Ummul Mukminin Aisyah sangat menyukainya. Karena ia rela memberikan jatah malam Rasulullah di rumahnya, diberikan kepada Aisyah. Diriwayatkan oleh al-Bukhari dan Muslim:
“لَمَّا كَبِرَتْ جَعَلَتْ يَوْمَهَا مِنْ رَسُولِ اللَّهِ لِعَائِشَةَ، قَالَتْ: يَا رَسُولَ اللَّهِ، قَدْ جَعَلْتُ يَوْمِي مِنْكَ لِعَائِشَةَ. فَكَانَ رَسُولُ اللَّهِ يَقْسِمُ لِعَائِشَةَ يَوْمَيْنِ: يَوْمَهَا وَيَوْمَ سَوْدَةَ
“Ketika Saudah sudah tua, ia serahkan jatah menginap Rasulullah di rumahnya, untuk Aisyah. Ia berkata, ‘Wahai Rasulullah, aku berikan hari giliranku bersamamu untuk Aisyah’. Sehingga Rasulullah memberikan jatah dua hari untuk Aisyah. Hari gilirannya dan harinya Saudah.” (HR. al-Bukhari dalam Kitab an-Nikah 4914 dan Muslim dalam Kitab ar-Ridha’ 1463).
Aisyah radhiallahu ‘anha berkata,
مَا رَأَيْتُ امْرَأَةً أَحَبَّ إِلَيَّ أَنْ أَكُونَ فِي مِسْلاَخِهَا[5] مِنْ سَوْدَةَ بِنْتِ زَمْعَةَ مِنِ امْرَأَةٍ فِيهَا حِدَّةٌ].

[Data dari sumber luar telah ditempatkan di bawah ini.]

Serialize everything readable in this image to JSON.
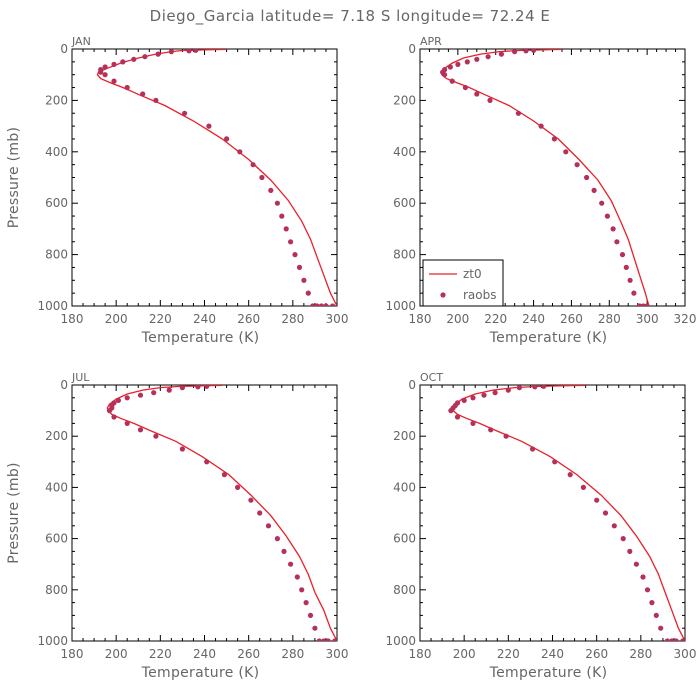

“Tiada seorang wanita pun yang paling aku sukai agar aku memiliki sifat seperti dia melebihi Saudah binti Zam’ah tatkala berusia senja.” (Riwayat Muslim dalam Kitab ar-Ridha’ 1463).
Wafatnya
Ummul Mukminin Saudah binti Zam’ah radhiallahu ‘anha wafat di akhir pemerintahan Umar bin al-Khattab. Ada yang mengatakan beliau wafat pada tahun 54 H (Ibnu Hajar: al-Ishabah fi Tamyiz ash-Shahabah, 7/721).